Ama bunlar ne yapıyor? Akıl almaz bir yüzsüzlükle kendi yedikleri haltları devlete mal ederek üste çıkmaya çalışıyorlar. Milleti de, dünyayı da kandırabileceğinizi mi sanıyorsunuz? O günler geride kaldı.

HDP'li belediyeler, eline geçen parayı 'Dağa nasıl ulaştırırım, Kandil'e nasıl ulaştırırım?' bunun gayreti içindeler. Elinde silahı olan karşısında güvenlik güçlerimizi bulacak, bunu böyle bilsinler. Silahıyla can alanın arkasında duran siyasetçi, karşısında idari birimlerimizi, savcılarımızı, hakimlerimizi bulacak. Hiçbir yalan gerçeğin ışığından kaçırılmayacak.

Şehitlerimiz oldu. Şu anda yaklaşık 600 civarında şehidimiz var, ama 8 bine yakın da etkisiz hale getirilen terörist var. Bu bir mücadelenin sonucudur. Şehit niye vardır? Dini için, vatanı için. Bu uğurda mücadelesini verir. Ve kuru toprak vatan olmaz, şehit kanlarıyla yoğrulursa vatan olur. Onun için hep ne dedik? Tek millet dedik.

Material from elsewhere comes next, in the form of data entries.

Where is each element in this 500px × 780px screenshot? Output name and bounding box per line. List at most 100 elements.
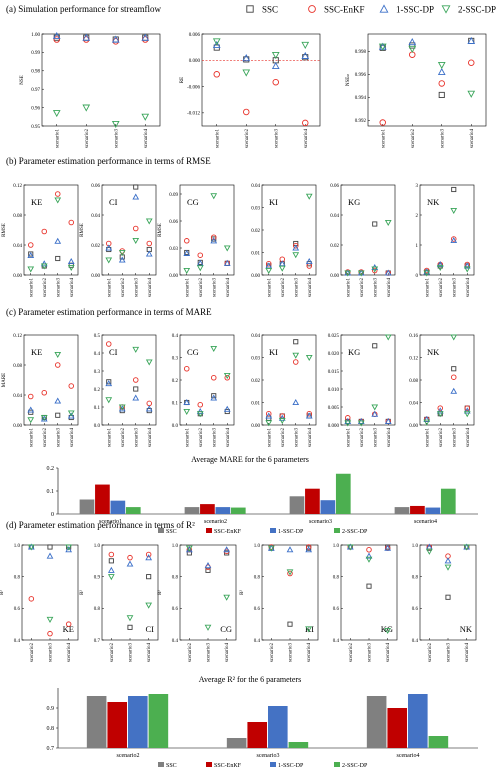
data-point <box>467 36 476 44</box>
x-tick-label: scenario1 <box>107 278 112 298</box>
x-tick-label: scenario2 <box>349 643 354 663</box>
data-point <box>47 544 53 550</box>
data-point <box>118 249 126 257</box>
data-point <box>451 236 457 242</box>
data-point <box>54 237 62 244</box>
data-point <box>287 570 293 577</box>
y-axis-label: R² <box>79 590 85 595</box>
data-point <box>371 266 379 273</box>
data-point <box>450 236 458 244</box>
panel-label: KI <box>269 347 278 357</box>
y-axis-label: RMSE <box>158 223 163 237</box>
x-tick-label: scenario4 <box>308 278 313 298</box>
y-tick-label: 0.1 <box>172 401 179 406</box>
section-b-title: (b) Parameter estimation performance in … <box>6 156 211 166</box>
data-point <box>302 119 309 127</box>
bar <box>148 694 169 748</box>
y-tick-label: 0.020 <box>328 352 340 357</box>
data-point <box>384 627 392 635</box>
data-point <box>305 544 312 550</box>
y-tick-label: 0.4 <box>254 639 261 644</box>
bar-legend-swatch <box>334 528 340 533</box>
x-tick-label: scenario3 <box>207 643 212 663</box>
data-point <box>210 234 217 240</box>
plot-frame <box>201 33 321 127</box>
y-tick-label: 0.2 <box>172 379 179 384</box>
data-point <box>301 51 310 59</box>
bar-legend-label: SSC <box>166 763 177 769</box>
x-tick-label: scenario3 <box>452 278 457 298</box>
data-point <box>365 552 373 559</box>
section-d-title: (d) Parameter estimation performance in … <box>6 520 195 530</box>
chart-b-KI: 0.00 0.01 0.02 0.03 0.04 KI scenario1 scenario2… <box>251 184 317 298</box>
data-point <box>438 91 445 98</box>
x-tick-label: scenario4 <box>226 278 231 298</box>
panel-label: CI <box>146 624 155 634</box>
data-point <box>105 257 113 264</box>
data-point <box>118 404 126 411</box>
y-axis-label: NSE <box>20 75 25 84</box>
bar <box>425 507 441 514</box>
data-point <box>68 383 74 389</box>
x-tick-label: scenario4 <box>144 129 149 149</box>
x-tick-label: scenario4 <box>148 428 153 448</box>
data-point <box>305 412 313 419</box>
panel-label: KE <box>63 624 74 634</box>
panel-label: KG <box>381 624 393 634</box>
data-point <box>305 354 313 362</box>
data-point <box>40 263 48 270</box>
data-point <box>54 351 62 359</box>
y-tick-label: 0.95 <box>31 125 40 130</box>
top-legend: SSC SSC-EnKF 1-SSC-DP 2-SSC-DP <box>246 4 496 15</box>
x-tick-label: scenario2 <box>43 428 48 448</box>
y-tick-label: 0.994 <box>355 96 367 101</box>
chart-b-CG: 0.00 0.03 0.06 0.09 RMSE CG scenario1 scenario2… <box>158 184 235 298</box>
data-point <box>52 110 61 118</box>
y-tick-label: 0.00 <box>13 424 22 429</box>
y-tick-label: 0.06 <box>91 184 100 189</box>
y-tick-label: 0.12 <box>409 356 418 361</box>
x-tick-label: scenario3 <box>274 129 279 149</box>
data-point <box>223 245 231 252</box>
data-point <box>366 583 372 589</box>
y-tick-label: 0.04 <box>13 394 22 399</box>
y-tick-label: 0.08 <box>409 379 418 384</box>
y-tick-label: 0.00 <box>91 274 100 279</box>
x-tick-label: scenario3 <box>134 278 139 298</box>
chart-d-CI: 0.7 0.8 0.9 1.0 R² CI scenario2 scenario3 scenar… <box>79 544 159 662</box>
y-tick-label: 1 <box>416 244 419 249</box>
data-point <box>463 411 471 418</box>
data-point <box>82 104 91 112</box>
x-tick-label: scenario1 <box>107 428 112 448</box>
data-point <box>183 238 190 244</box>
data-point <box>345 415 351 421</box>
y-tick-label: 0.97 <box>31 88 40 93</box>
data-point <box>27 266 35 273</box>
panel-label: KG <box>348 347 360 357</box>
y-tick-label: 0.04 <box>251 334 260 339</box>
legend-marker <box>308 5 316 13</box>
data-point <box>54 397 62 404</box>
x-tick-label: scenario4 <box>465 643 470 663</box>
data-point <box>265 267 273 275</box>
panel-label: NK <box>460 624 473 634</box>
x-tick-label: scenario4 <box>414 519 437 525</box>
data-point <box>27 544 35 551</box>
y-tick-label: 0.010 <box>328 388 340 393</box>
data-point <box>464 405 471 411</box>
y-axis-label: R² <box>157 590 163 595</box>
data-point <box>145 551 152 558</box>
data-point <box>293 242 299 249</box>
data-point <box>266 411 272 417</box>
x-tick-label: scenario4 <box>397 753 420 759</box>
y-tick-label: 0.99 <box>31 51 40 56</box>
x-tick-label: scenario4 <box>386 643 391 663</box>
bar <box>320 500 336 514</box>
x-tick-label: scenario4 <box>304 129 309 149</box>
data-point <box>211 236 217 242</box>
data-point <box>212 40 221 49</box>
data-point <box>436 264 444 272</box>
x-tick-label: scenario3 <box>212 428 217 448</box>
data-point <box>183 249 191 256</box>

İşte görüyoruz ki bu örgüte silah bıraktırmak için çalışması gerekenlerin kendileri ellerine silah almışlar. Onlara anladıkları dilden konuşmak gerekirdi, nitekim öyle yaptık.

Lice'de 8 bin kişiyle yapılan operasyonda bütün tarlalar temizleniyor. Çünkü terör örgütünün en büyük gelir kaynağı oldu. Bölgeye yaptığımız tüm yatırımlar, bunların engellemeleriyle karşılaştı.

Arabasının arkasında terör örgütüne silah taşıyanlar bu ülkede milletvekili olamaz. Sözde mezarlarda yargı ofisleri kuranlar bu ülkede samimi olamaz. Çok yakında yargının önüne çıkacak hesabı verecekler."